Nuestros pasos nos condujeron
hacia el gimnasio. La lluvia dio un respiro, guardamos paraguas y chubasqueros.
Limpié el filtro de la cámara. Paré en una pequeña elevación, suficiente para
contemplar ese trazado de edificios y traté de imaginar la urbe, el movimiento
de sus ciudadanos que acudían a las termas, el comercio, la actividad
cotidiana. Piedra y ladrillo penetraban en mi mente y me llevaban al pasado. El
silencio, solo alterado por algún ave o por los visitantes, que se habían
calmado y disuelto, eran mis acompañantes. Era un ejercicio de viajero, de
reconstrucción, de recreación de un torbellino de sensaciones.

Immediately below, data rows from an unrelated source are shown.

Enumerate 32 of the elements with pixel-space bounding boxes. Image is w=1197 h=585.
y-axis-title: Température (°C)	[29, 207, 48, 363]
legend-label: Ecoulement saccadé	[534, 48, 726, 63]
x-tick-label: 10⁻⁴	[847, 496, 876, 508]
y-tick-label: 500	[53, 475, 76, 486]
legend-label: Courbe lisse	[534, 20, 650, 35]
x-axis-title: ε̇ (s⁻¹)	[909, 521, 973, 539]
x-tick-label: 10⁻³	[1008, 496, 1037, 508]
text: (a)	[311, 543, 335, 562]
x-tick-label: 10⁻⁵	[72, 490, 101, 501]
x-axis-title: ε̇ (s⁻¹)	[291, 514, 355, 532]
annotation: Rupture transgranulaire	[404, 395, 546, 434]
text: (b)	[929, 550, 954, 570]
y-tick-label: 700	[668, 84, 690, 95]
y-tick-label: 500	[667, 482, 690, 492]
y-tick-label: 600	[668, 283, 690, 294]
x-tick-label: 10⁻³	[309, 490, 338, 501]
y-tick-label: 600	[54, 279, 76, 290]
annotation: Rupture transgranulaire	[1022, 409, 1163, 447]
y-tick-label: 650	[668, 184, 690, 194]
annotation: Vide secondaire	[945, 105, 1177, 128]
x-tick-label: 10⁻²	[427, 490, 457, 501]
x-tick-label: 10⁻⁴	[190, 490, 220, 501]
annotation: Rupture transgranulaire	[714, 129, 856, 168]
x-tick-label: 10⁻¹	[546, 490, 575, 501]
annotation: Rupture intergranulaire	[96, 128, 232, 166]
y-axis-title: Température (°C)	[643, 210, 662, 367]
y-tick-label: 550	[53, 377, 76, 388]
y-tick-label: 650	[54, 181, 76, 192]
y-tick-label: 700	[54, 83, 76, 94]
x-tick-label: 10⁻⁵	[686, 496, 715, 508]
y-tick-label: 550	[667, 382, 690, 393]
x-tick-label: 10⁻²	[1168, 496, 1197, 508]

El gimnasio, que era el centro
formativo y que en algunos países ha mantenido ese término, fue tal vez un
templo pagano que posteriormente se transformó en una iglesia. Llegó a haber ocho
en esta sede episcopal, lo que da idea de su importancia.
Me entretuve con los reflejos de
las ruinas en los charcos, en los improvisados estanques inundados. Era como si
la ciudad quisiera ofrecer un duplicado invertido, una diferente visión, más
mágica y lúdica, difusa, acompañada por las copas de los árboles que se
aplanaban en la superficie y perdían su tercera dimensión. Era una realidad
distinta y por eso me gustaba. Me fascinan las ciudades abandonadas, derrotadas
por el tiempo y a las que se les da una segunda oportunidad.
Alcanzamos la laguna. Al otro
lado, en la otra orilla, unas casas desvencijadas y unas estacas con redes.
Controlaban el paso de los peces. Las aves nos fueron esquivas. Las murallas
que trazaban el perímetro de la isla aún mantenían el orgullo.